There’s an otherworldly quality to a lot Tasseomancy’s music. The baroque-folk duo, made up of twins Sari and Romy Lightman, took their name from a word for tea-leaf reading, and their latest album, Ulalume—launching this Thursday at the Great Hall—is appropriately rooted in mysticism.

The band (formerly called Ghost Bees) is best known as an offshoot of Austra; they often perform alongside the Katie Stelmanis–led trio on tour. But whereas Austra is all synth and movement—the music taps into tangible pulse and beats—Tasseomancy is more ephemeral, relying on suggested presences rather than insistent rhythms.

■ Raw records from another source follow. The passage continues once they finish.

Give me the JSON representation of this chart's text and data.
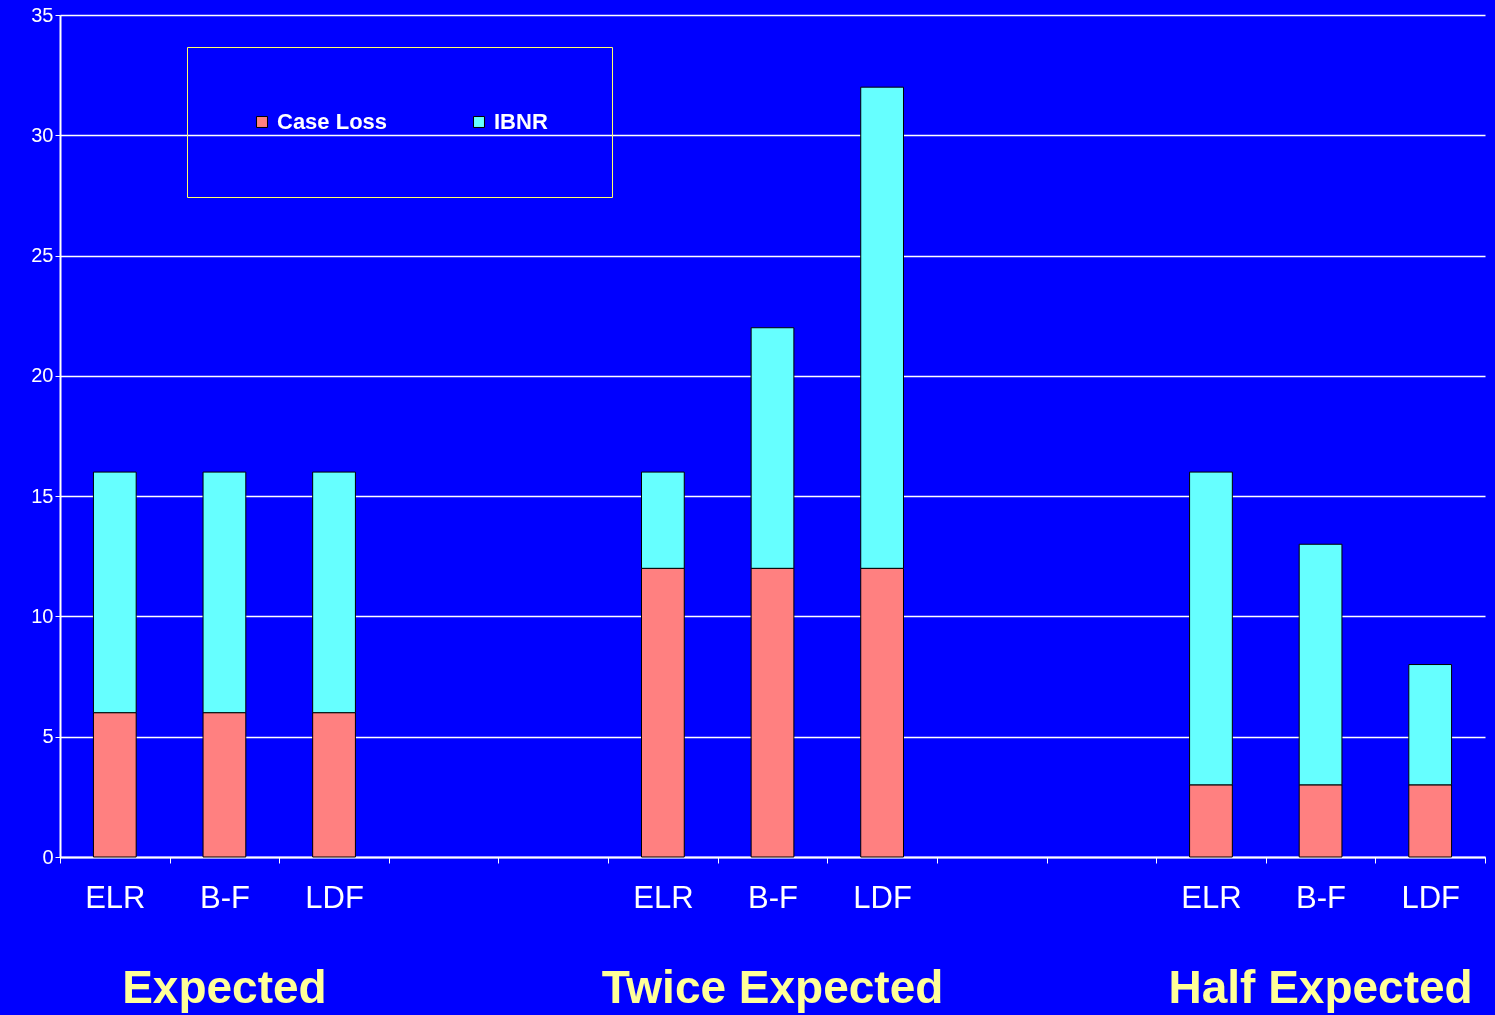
{
  "chart_data": {
    "type": "bar",
    "stacked": true,
    "categories": [
      "ELR",
      "B-F",
      "LDF",
      null,
      null,
      "ELR",
      "B-F",
      "LDF",
      null,
      null,
      "ELR",
      "B-F",
      "LDF"
    ],
    "series": [
      {
        "name": "Case Loss",
        "color": "#ff8080",
        "values": [
          6,
          6,
          6,
          null,
          null,
          12,
          12,
          12,
          null,
          null,
          3,
          3,
          3
        ]
      },
      {
        "name": "IBNR",
        "color": "#66ffff",
        "values": [
          10,
          10,
          10,
          null,
          null,
          4,
          10,
          20,
          null,
          null,
          13,
          10,
          5
        ]
      }
    ],
    "ylim": [
      0,
      35
    ],
    "yticks": [
      0,
      5,
      10,
      15,
      20,
      25,
      30,
      35
    ],
    "grid": "y",
    "legend": "top left",
    "annotations": [
      "Expected",
      "Twice Expected",
      "Half Expected"
    ]
  }
}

While previous outings focused on a traditional bare-bones folk aesthetic, they’ve adopted a fuller, more symphonic sound on their latest album, texturing their chilling minor-key melodies with pedals and drones.

The sisters sing with a brittle witchiness, reminiscent of Joanna Newsom, but without the sometime little-girl precociousness. Instead, Tasseomancy brings maturity to the atmospheric, ghostly songs on Ulalume (whose name was taken, fittingly, from an Edgar Allan Poe poem). Their voices are layered with echoing harmonies, and the lyrics reverberate with images of shadowy forests and uncanny encounters. This is autumn music at its best: romantic, diaphanous and just a little bit spooky.

The details: Oct. 20, 9 p.m. $10­–$12. The Great Hall, 1087 Queen St. W., 416-537-0803, thegreathall.ca.